Do question this, as there certainly seems to have been a communication problem at least.
Have you moved address at all, or have your contact details changed?
ann x
Jumping in slightly out of context ( I’m on tamaxifen too ) but wanted to show the varying degrees of treatment throughout the country. I have found two other lumps in my healthy breast over a period of 6 months and when I’ve rang the breast care nurses each time they insisted I go back to my GP to be referred. I finished treatment a year ago and am still seeing the oncologist and surgeon for checkups. I can’t understand how my right breast can be in the system but my left keeps getting discharged and referred!!! What happened to patient centred care, my breasts are seen as separate entities. My breast care nurse have been no help from the start. When I met mine, initially I was impressed, but then I heard no more throughout the whole of my treatment. What’s worse is they don’t see how they are they think it’s me being awkward. I was led to believe initially that they were just a phone all away.
Hi Kickass,
If you haven’t already, it might be an idea to feed back your experience to the NHS Trust treating you.
I can’t for the life of me, see why the BCN cannot refer to get your left breast checked out as well. If nothing else, it could be viewed as a waste of the GPs time if it can be sorted out at one go.
I work for the NHS as a non medical practitioner & I can certainly refer directly for medical opinion & not have to go through the GP.

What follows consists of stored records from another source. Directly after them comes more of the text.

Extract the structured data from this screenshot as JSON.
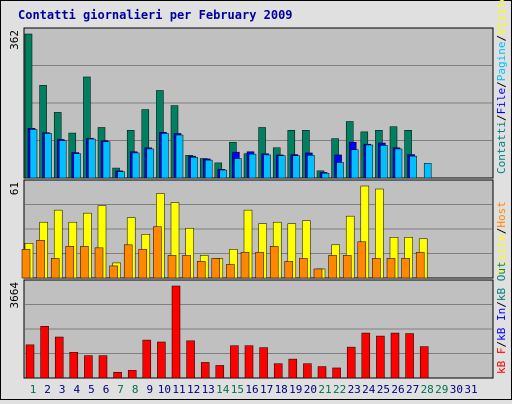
{
  "chart_data": {
    "type": "bar",
    "title": "Contatti giornalieri per February 2009",
    "categories": [
      "1",
      "2",
      "3",
      "4",
      "5",
      "6",
      "7",
      "8",
      "9",
      "10",
      "11",
      "12",
      "13",
      "14",
      "15",
      "16",
      "17",
      "18",
      "19",
      "20",
      "21",
      "22",
      "23",
      "24",
      "25",
      "26",
      "27",
      "28",
      "29",
      "30",
      "31"
    ],
    "weekend_days": [
      "1",
      "7",
      "8",
      "14",
      "15",
      "21",
      "22",
      "28",
      "29"
    ],
    "panels": [
      {
        "ymax_label": "362",
        "ymax": 362,
        "side_label": [
          {
            "text": "Contatti",
            "color": "#008080"
          },
          {
            "text": "/",
            "color": "#000000"
          },
          {
            "text": "File",
            "color": "#0000ff"
          },
          {
            "text": "/",
            "color": "#000000"
          },
          {
            "text": "Pagine",
            "color": "#00c0ff"
          },
          {
            "text": "/",
            "color": "#000000"
          },
          {
            "text": "Visite",
            "color": "#ffff00"
          }
        ],
        "series": [
          {
            "name": "Contatti",
            "color": "#008060",
            "values": [
              362,
              233,
              165,
              113,
              254,
              127,
              25,
              120,
              172,
              220,
              182,
              57,
              49,
              38,
              90,
              61,
              127,
              76,
              120,
              120,
              18,
              99,
              142,
              116,
              120,
              129,
              120,
              0,
              null,
              null,
              null
            ]
          },
          {
            "name": "File",
            "color": "#0000ff",
            "values": [
              125,
              114,
              97,
              64,
              100,
              94,
              18,
              66,
              76,
              115,
              112,
              55,
              48,
              22,
              65,
              66,
              61,
              58,
              59,
              63,
              14,
              58,
              90,
              85,
              88,
              76,
              59,
              0,
              null,
              null,
              null
            ]
          },
          {
            "name": "Pagine",
            "color": "#00c0ff",
            "values": [
              122,
              112,
              94,
              61,
              98,
              91,
              16,
              63,
              73,
              112,
              108,
              52,
              45,
              20,
              49,
              60,
              58,
              56,
              56,
              57,
              12,
              39,
              71,
              83,
              82,
              73,
              55,
              37,
              null,
              null,
              null
            ]
          }
        ]
      },
      {
        "ymax_label": "61",
        "ymax": 61,
        "side_label": [
          {
            "text": "Visite",
            "color": "#ffff00"
          },
          {
            "text": "/",
            "color": "#000000"
          },
          {
            "text": "Host",
            "color": "#ff8800"
          }
        ],
        "series": [
          {
            "name": "Visite",
            "color": "#ffff00",
            "values": [
              23,
              37,
              45,
              37,
              43,
              48,
              10,
              40,
              29,
              56,
              50,
              33,
              15,
              13,
              19,
              45,
              36,
              37,
              36,
              38,
              6,
              22,
              41,
              61,
              59,
              27,
              27,
              26,
              null,
              null,
              null
            ]
          },
          {
            "name": "Host",
            "color": "#ff8800",
            "values": [
              19,
              25,
              13,
              21,
              21,
              20,
              8,
              22,
              19,
              34,
              15,
              15,
              11,
              13,
              9,
              17,
              17,
              21,
              11,
              13,
              6,
              15,
              15,
              24,
              13,
              13,
              13,
              17,
              null,
              null,
              null
            ]
          }
        ]
      },
      {
        "ymax_label": "3664",
        "ymax": 3664,
        "side_label": [
          {
            "text": "kB F",
            "color": "#ff0000"
          },
          {
            "text": "/",
            "color": "#000000"
          },
          {
            "text": "kB In",
            "color": "#0000ff"
          },
          {
            "text": "/",
            "color": "#000000"
          },
          {
            "text": "kB Out",
            "color": "#008080"
          }
        ],
        "series": [
          {
            "name": "kB F",
            "color": "#ff0000",
            "values": [
              1320,
              2060,
              1632,
              1025,
              890,
              890,
              230,
              304,
              1510,
              1434,
              3664,
              1480,
              620,
              500,
              1287,
              1287,
              1210,
              570,
              753,
              570,
              455,
              400,
              1230,
              1790,
              1670,
              1790,
              1770,
              1250,
              null,
              null,
              null
            ]
          }
        ]
      }
    ]
  }
}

It sounds like their processes need looking at.
How frustrating ?!
ann x
Omg yes you have get in touch with your nurse please
I know Charys it is funny, it’s so ridiculous. What’s even funnier, is that I contact the BCN and it’s them who insist I go back to my gp. No compassion. And I’m on a trial and haven’t heard from anyone regarding that… I could actually right a book about some of the thinks I’ve gone through. I had fantastic support initially but very quickly you’re forgotten. Great to have your support and understanding though. They haven’t a clue what it’s like, BCN think they understand but they don’t else they wouldn’t be so hard and heartless. Not even a kind word.